Behavioral Cloning Project
The goals / steps of this project are the following:
- Use the simulator to collect data of good driving behavior
- Build, a convolution neural network in Keras that predicts steering angles from images
- Train and validate the model with a training and validation set
- Test that the model successfully drives around track one without leaving the road
- Summarize the results with a written report
Here I will consider the rubric points individually and describe how I addressed each point in my implementation.
My project includes the following files:
- model.py containing the script to create and train the model
- drive.py for driving the car in autonomous mode
- model.h5 containing a trained convolution neural network
- README.md summarizing the results
Using the Udacity provided simulator and my drive.py file, the car can be driven autonomously around the track by executing
python drive.py model.h5The model.py file contains the code for training and saving the convolution neural network. The file shows the pipeline I used for training and validating the model, and it contains comments to explain how the code works.
My model consists of a convolution neural network with various filter sizes and depths between 24 and 64.
The model includes RELU layers to introduce nonlinearity, and the data is normalized in the model using a Keras lambda layer.
I also use crop layer to get interested area.
The model contains dropout layers in order to reduce overfitting.
The model was trained and validated on different data sets to ensure that the model was not overfitting. The model was tested by running it through the simulator and ensuring that the vehicle could stay on the track.
The model used an adam optimizer, so the learning rate was not tuned manually.
I use middle, left and right cameras' images and corrected steering angles. I also flip the images to make data augmentation and balance the data distribution.

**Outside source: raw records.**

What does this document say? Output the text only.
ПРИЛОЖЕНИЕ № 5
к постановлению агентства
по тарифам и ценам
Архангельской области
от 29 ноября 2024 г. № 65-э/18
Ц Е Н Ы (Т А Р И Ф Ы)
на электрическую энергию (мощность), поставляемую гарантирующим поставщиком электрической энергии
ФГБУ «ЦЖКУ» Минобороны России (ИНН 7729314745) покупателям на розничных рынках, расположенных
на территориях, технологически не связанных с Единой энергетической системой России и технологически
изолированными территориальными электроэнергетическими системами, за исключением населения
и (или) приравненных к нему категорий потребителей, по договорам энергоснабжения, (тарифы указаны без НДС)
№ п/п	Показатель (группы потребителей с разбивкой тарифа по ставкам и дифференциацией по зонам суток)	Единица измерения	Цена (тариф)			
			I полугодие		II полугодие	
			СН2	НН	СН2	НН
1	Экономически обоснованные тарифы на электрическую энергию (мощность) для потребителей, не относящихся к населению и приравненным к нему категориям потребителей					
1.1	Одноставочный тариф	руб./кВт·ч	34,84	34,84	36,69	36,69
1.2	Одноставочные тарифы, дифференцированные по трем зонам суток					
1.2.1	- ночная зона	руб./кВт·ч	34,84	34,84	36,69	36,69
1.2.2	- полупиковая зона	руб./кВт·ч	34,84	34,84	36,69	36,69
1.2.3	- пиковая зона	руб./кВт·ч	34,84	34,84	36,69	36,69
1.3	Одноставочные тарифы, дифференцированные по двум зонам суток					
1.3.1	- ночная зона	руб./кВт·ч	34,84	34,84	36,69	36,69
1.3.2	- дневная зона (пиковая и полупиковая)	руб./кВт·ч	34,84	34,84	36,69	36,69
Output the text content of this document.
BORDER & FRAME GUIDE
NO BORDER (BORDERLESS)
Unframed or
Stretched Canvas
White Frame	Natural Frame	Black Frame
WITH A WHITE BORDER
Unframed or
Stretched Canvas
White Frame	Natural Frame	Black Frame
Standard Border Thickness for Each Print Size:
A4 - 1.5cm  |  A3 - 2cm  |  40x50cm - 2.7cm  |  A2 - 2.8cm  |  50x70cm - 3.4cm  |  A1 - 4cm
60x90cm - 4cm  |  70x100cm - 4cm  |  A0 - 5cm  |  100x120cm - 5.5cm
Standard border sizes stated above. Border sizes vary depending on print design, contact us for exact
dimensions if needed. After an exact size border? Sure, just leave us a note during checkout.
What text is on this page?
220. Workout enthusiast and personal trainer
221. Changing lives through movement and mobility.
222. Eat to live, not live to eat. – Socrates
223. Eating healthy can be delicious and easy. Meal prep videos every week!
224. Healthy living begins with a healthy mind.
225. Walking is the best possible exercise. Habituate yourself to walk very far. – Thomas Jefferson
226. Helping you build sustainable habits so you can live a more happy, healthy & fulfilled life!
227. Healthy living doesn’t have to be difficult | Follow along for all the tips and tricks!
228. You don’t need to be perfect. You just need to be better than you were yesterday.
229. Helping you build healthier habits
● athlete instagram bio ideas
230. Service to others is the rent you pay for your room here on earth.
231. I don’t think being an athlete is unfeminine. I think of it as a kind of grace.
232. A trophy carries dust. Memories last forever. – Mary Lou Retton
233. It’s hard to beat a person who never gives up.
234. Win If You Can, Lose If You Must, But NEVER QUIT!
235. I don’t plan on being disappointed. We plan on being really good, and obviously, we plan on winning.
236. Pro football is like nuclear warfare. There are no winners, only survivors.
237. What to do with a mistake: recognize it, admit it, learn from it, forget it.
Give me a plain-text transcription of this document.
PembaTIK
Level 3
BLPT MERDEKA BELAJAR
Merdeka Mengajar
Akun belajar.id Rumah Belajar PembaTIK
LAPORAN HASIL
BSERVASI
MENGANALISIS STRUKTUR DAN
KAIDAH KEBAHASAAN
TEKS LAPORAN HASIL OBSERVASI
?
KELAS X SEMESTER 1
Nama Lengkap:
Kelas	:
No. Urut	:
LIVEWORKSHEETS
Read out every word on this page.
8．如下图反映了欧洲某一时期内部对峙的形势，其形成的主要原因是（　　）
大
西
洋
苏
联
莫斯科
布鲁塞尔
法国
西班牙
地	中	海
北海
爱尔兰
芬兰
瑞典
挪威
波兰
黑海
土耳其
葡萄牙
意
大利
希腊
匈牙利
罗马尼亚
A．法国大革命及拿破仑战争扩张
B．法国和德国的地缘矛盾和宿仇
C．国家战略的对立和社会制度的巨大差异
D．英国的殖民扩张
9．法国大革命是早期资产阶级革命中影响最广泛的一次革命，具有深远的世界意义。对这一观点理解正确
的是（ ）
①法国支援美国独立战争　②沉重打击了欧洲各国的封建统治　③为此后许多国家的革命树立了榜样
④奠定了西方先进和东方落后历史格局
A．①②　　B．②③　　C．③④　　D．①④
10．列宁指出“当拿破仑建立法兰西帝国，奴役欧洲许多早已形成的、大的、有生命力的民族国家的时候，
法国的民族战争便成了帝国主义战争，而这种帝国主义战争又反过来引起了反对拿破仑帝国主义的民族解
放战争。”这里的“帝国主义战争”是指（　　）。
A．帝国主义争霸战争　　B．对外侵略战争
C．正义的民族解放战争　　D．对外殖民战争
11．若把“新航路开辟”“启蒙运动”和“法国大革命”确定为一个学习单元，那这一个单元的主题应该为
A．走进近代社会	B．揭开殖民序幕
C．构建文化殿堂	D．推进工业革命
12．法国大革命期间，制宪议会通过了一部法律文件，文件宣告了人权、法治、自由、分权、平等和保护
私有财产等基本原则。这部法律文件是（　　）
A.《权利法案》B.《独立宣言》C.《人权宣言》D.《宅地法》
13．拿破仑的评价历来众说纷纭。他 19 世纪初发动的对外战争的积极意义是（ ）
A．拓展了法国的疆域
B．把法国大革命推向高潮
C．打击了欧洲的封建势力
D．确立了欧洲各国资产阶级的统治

The overall strategy I used for deriving a model architecture was transfer learning.
My first step was to use a convolution neural network model similar to the Nvidia End to End Self-driving Car CNN.
In order to gauge how well the model was working, I split my image and steering angle data into a training and validation set. I found that original model had a low mean squared error on the training set but a high mean squared error on the validation set. This implied that the model was overfitting.
To combat the overfitting, I modified the model by adding the dropout layer but the validate loss is still high.
I run the simulator to see how well the car was driving around track one. The vehicle is able to drive autonomously around the track without leaving the road.
The final model architecture consisted of a convolution neural network with the following layers and layer sizes ...
Here is a visualization of the architecture.
| Layer | Description |
|---|---|
| Input | 160x320x3 RGB image |
| Cropping 2D | outputs 65x320x3 |
| Normalize | Lambda layer |
| Convolution 5x5 | 2x2 stride, ReLU activation |
| Convolution 5x5 | 2x2 stride, ReLU activation |
| Convolution 5x5 | 2x2 stride, ReLU activation |
| Convolution 3x3 | ReLU activation |
| Convolution 3x3 | ReLU activation |
| Flatten | |
| Dropout | Rate = 0.2 |
| Dense 100 | |
| Dense 50 | |
| Dropout | Rate = 0.2 |
| Dense 10 | |
| Dense 1 |
I use the Udacity provided data.
To augment the data sat, I also flipped images and angles. I think this would balance the data distribution and solve the left turn bias problem.
I then preprocessed this data by cropping the interested area and normalizing the images.
I finally randomly shuffled the data set and put 20% of the data into a validation set.
I used this training data for training the model. The validation set helped determine if the model was over or under fitting. I used an adam optimizer so that manually training the learning rate wasn't necessary.